New Delhi: In an attempt to limit foreign liabilities following its experience in Libya, state-owned Oil India Ltd (OIL) plans to set up a subsidiary to invest in overseas assets.
The decision to derisk the parent company through a subsidiary may be taken at OIL’s next board meeting, said chairman and managing director N.M. Borah.
“This idea came post Libya,” he said. “We haven’t taken the final decision but are considering it.”
OIL is present in Libya in five blocks. It is the operator in two blocks, Area 86 and Area 102/4, which it acquired through competitive bidding. The explorer is in the process of relinquishing these blocks in which it holds 50% stake each, as it could not find significant hydrocarbon reserves.
OIL is also present in three blocks in Area 95/96 in a consortium in which Sonatrach, the national oil company of Algeria, is the operator. OIL holds 25% participating interest in these blocks on which work is in progress. The company has made an overall investment of $45.05 million in all five blocks.
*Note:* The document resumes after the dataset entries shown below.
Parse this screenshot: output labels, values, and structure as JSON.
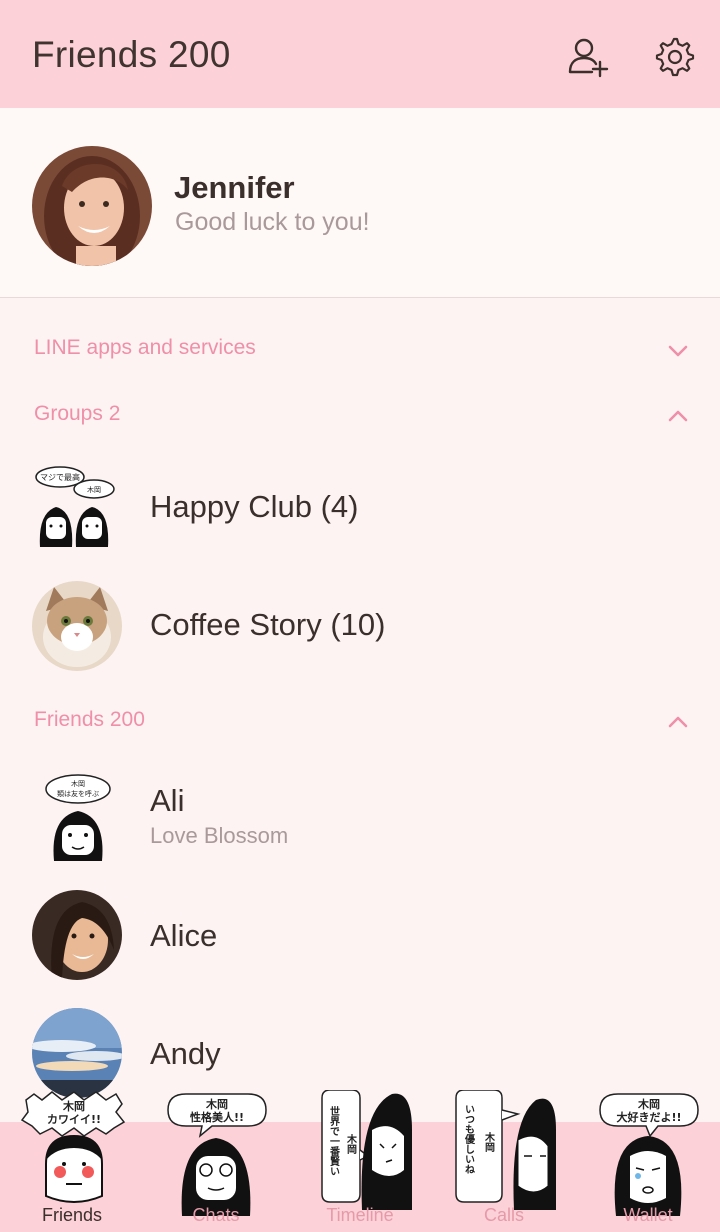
{
  "header": {
    "title": "Friends 200"
  },
  "profile": {
    "name": "Jennifer",
    "status": "Good luck to you!"
  },
  "sections": {
    "line_apps": "LINE apps and services",
    "groups": "Groups 2",
    "friends": "Friends 200"
  },
  "groups": [
    {
      "name": "Happy Club (4)"
    },
    {
      "name": "Coffee Story (10)"
    }
  ],
  "friends": [
    {
      "name": "Ali",
      "status": "Love Blossom"
    },
    {
      "name": "Alice"
    },
    {
      "name": "Andy"
    }
  ],
  "tabs": [
    {
      "label": "Friends",
      "active": true,
      "bubble": "木岡\nカワイイ!!"
    },
    {
      "label": "Chats",
      "bubble": "木岡\n性格美人!!"
    },
    {
      "label": "Timeline",
      "bubble": "世界で一番賢い木岡"
    },
    {
      "label": "Calls",
      "bubble": "いつも優しいね木岡"
    },
    {
      "label": "Wallet",
      "bubble": "木岡\n大好きだよ!!"
    }
  ],
  "stickers": {
    "happy_club": "マジで最高 木岡",
    "ali": "木岡 類は友を呼ぶ"
  },
  "colors": {
    "header_bg": "#fdd1d8",
    "accent": "#ef8fa8",
    "body_bg": "#fdf3f3"
  }
}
Libya is estimated to have around 100 billion barrels of oil reserves, accounting for 40% of Africa’s reserves.
West Asia and Africa meet nearly 75% of India’s oil requirements. Pro-democracy and civil rights protests have swept across the region since December, spreading to Libya, Algeria, Syria, Jordan, Yemen, Oman and Bahrain, among other nations. Limited protests have also taken place in Saudi Arabia.
Oil prices have risen because of the ongoing turmoil, with supplies from Libya being particularly hit amid fighting between supporters of Moammar Gadhafi and armed rebels who want to overthrow his 41-year-old rule.
“This is a structuring issue. When a company invests abroad, several issues gets factored into investment-structuring decisions and forming a separate investment entity is a good way to keeping the parent’s balance sheet insulated from investment-related risks,” said Shubhranshu Patnaik, senior director, energy and resources, Deloitte India.
OIL’s subsidiary plan assumes significance given its intent to acquire stakes in overseas hydrocarbon assets. It has set aside up to Rs 4,500 crore for overseas acquisitions. OIL, which has a cash balance of Rs 12,700 crore, is looking for assets in South-East Asia, Australia, Latin America, Canada, Russia and Africa. The explorer is also part of an Indian consortium that plans to bid for a less than 20% stake in a natural gas liquefaction project and liquefied natural gas marketing opportunity offered by Russian firm Novatek OAO in the Yamal peninsula. OIL is also part of another consortium that has submitted a reworked master development plan for Iran’s Farsi natural gas block.
OIL’s net profit in fiscal 2011 increased 10.62% to Rs 2,887.73 crore. Annual revenue from operations rose 5.03% to Rs 8,303.38 crore.